An Irish woman who killed her fiancé in Sydney has told a judge she did not leave the “controlling and fairly unpleasant” man as she loved him dearly.
“I honestly thought he was going to change,” Cathrina “Tina” Cahill said on Tuesday at her sentence hearing in the NSW Supreme Court.
“He was someone I did love and adore.”
The 27-year-old has pleaded guilty to the manslaughter of David Walsh, 29, who she stabbed once in the neck in the early hours of February 18, 2017, at the Padstow home they shared with two other Irish nationals.
Her plea was based on substantial impairment due to an abnormality of the mind.

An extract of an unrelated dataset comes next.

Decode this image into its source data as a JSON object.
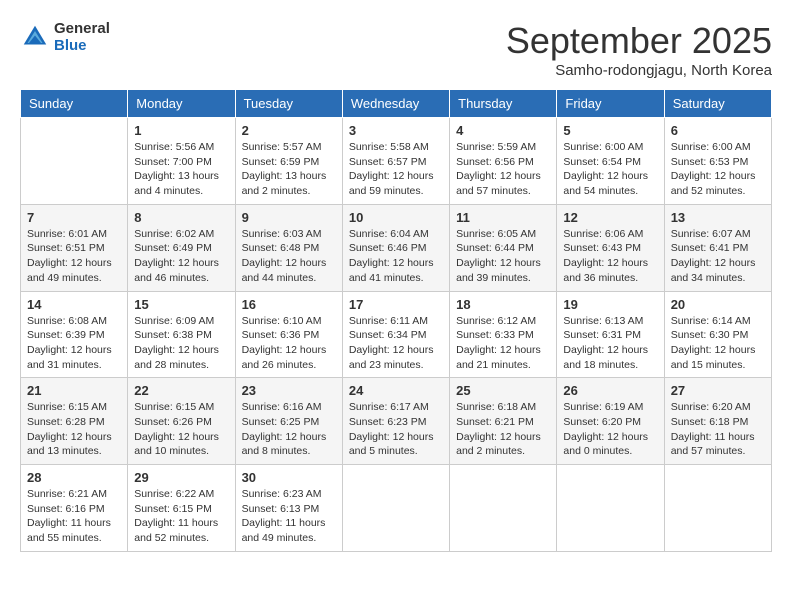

At the time, she was on a good behaviour bond and the subject of an Apprehended Violence Order issued to protect Mr Walsh, after she was convicted of recklessly wounding him with a glass candle holder in 2015.
Cahill previously gave evidence about his repeated violence, including punching strangers and biting her all over her body, his accusations of her sleeping with other men and his deleting texts from her phone.
Prosecutor Nanette Williams on Tuesday noted Cahill told police, after an AVO was issued against Mr Walsh to protect her, that she held no fears against him.
“I was in fear of getting in more trouble from David if I told the truth,” she said, saying she also wanted to protect him.
She had packed her bags many times to leave him, but Mr Walsh would tell her everything was going to be different.
“He would be making me dinner, buying me flowers, buying me a teddy bear but after two to three weeks it would go back to the way it was.”